By Deborah Haynes and Paul Hughes
LONDON, Jan 12 (Reuters) A cargo ship adrift in a stormy North Sea narrowly avoided smashing into two gas platforms and the collision threat forced workers to abandon one of the structures and halt production.
A tug boat was on its way to tow the vessel, the Vindo, and its nine crew to shore, the British coastguard said today.
Platform operator ConocoPhillips said all 30 people on the Murdoch installation were airlifted to safety late yesterday and production shut down as a precautionary measure.
A company spokesman was unable to say whether production had stopped at the second platform, Caister, which was unmanned, but it had been suspended at Boulton, a third nearby structure.
All production was expected to resume today morning.
The three platforms lie in the southern North Sea some 42 miles off Britain's east coast.
The alarm was raised on Thursday night when the Vindo, carrying 4,200 tonnes of fertiliser and registered in Antigua and Barbuda, drifted closer to the gas platforms.

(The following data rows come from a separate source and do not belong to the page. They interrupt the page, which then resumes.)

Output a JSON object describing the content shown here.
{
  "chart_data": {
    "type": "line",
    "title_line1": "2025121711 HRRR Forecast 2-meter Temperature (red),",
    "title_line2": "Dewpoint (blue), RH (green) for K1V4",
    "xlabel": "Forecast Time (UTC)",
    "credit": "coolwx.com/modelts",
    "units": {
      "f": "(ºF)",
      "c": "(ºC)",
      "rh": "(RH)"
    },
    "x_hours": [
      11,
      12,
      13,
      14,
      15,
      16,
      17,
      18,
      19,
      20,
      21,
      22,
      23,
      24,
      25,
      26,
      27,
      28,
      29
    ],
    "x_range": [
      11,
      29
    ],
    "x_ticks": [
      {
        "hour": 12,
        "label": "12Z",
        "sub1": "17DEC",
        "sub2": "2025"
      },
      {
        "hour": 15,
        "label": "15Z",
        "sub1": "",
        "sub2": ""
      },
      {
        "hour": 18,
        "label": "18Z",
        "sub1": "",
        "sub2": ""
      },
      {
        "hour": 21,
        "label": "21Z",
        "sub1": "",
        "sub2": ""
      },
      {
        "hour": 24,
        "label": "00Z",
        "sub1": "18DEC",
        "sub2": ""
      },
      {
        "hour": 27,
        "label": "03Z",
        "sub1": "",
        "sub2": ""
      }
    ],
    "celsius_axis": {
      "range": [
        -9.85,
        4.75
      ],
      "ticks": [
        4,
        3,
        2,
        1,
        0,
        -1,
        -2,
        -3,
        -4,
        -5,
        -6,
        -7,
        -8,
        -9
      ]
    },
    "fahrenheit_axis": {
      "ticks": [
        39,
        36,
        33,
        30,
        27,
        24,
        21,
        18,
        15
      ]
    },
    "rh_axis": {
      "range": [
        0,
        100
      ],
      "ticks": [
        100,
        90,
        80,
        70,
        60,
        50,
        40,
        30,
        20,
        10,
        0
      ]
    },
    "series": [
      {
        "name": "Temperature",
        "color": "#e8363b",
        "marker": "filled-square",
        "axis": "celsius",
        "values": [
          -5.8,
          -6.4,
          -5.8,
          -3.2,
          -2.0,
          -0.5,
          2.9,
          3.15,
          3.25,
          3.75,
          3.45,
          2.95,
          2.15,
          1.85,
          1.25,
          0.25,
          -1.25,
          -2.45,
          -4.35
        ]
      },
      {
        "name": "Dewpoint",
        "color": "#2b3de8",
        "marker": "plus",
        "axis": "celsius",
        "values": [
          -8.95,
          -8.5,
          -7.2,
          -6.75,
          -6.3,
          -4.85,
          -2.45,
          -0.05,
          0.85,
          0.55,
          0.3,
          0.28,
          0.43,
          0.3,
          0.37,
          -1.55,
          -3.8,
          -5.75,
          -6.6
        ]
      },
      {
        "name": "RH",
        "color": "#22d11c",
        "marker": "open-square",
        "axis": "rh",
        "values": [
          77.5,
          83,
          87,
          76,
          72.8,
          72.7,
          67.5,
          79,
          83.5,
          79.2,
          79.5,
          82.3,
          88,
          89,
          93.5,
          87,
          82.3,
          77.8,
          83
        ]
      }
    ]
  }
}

Helicopters were on standby to rescue the Vindo's crew as they frantically struggled to restart the boat's engine.
In buffeting waves and howling winds, the vessel floated past the first platform at 0330 hrs only to head towards the second, which it also bypassed -- by just 800 yards (730 metres) -- at a few minutes past midnight.
''The good news is that the vehicle has missed the platform,'' a spokeswoman for the Maritime and Coastguard Agency said.
''There are no more platforms in its way, '' she said, adding that the tug boat should reach the Vindo by about 0900 GMT.
The evacuated workers were expected to return to the Murdoch platform today morning, the ConocoPhillips spokesman said.
Tony Tewton, watch manager of Humber Coastguard which coordinated the platform rescue, described conditions as ''very difficult'' with high winds and waves of 6 metres (20 feet).
The Vindo broke down yesterday afternoon nine miles from the Murdoch installation.
Both the British and Irish weather centres issued gale warnings for all coastal regions on Thursday as winds gusted at up to 80 miles per hour.
SEVEN MISSING OFF IRISH COAST Meanwhile, a helicopter winched two Lithuanian fishermen to safety yesterday after two Irish trawlers sank in rough seas off southeast Ireland, but hopes were fading for seven other crew members.
''The coast guard have located a second life raft tonight, unfortunately it was empty,'' Irish Coast Guard spokeswoman Veronica Scanlan said.
Two crew members of the 24-metre timber fishing vessel The Honeydew 2, which operated out of Kinsale, were earlier hoisted from a life raft where they had spent the previous 20 hours.
A helicopter and naval vessel, along with local life boats and trawlers, suspended the search for the Honeydew's remaining crew members -- one Irish and one Lithuanian -- at about 0515 hrs and were expected to resume it at about 1330 hrs today, Scanlan said.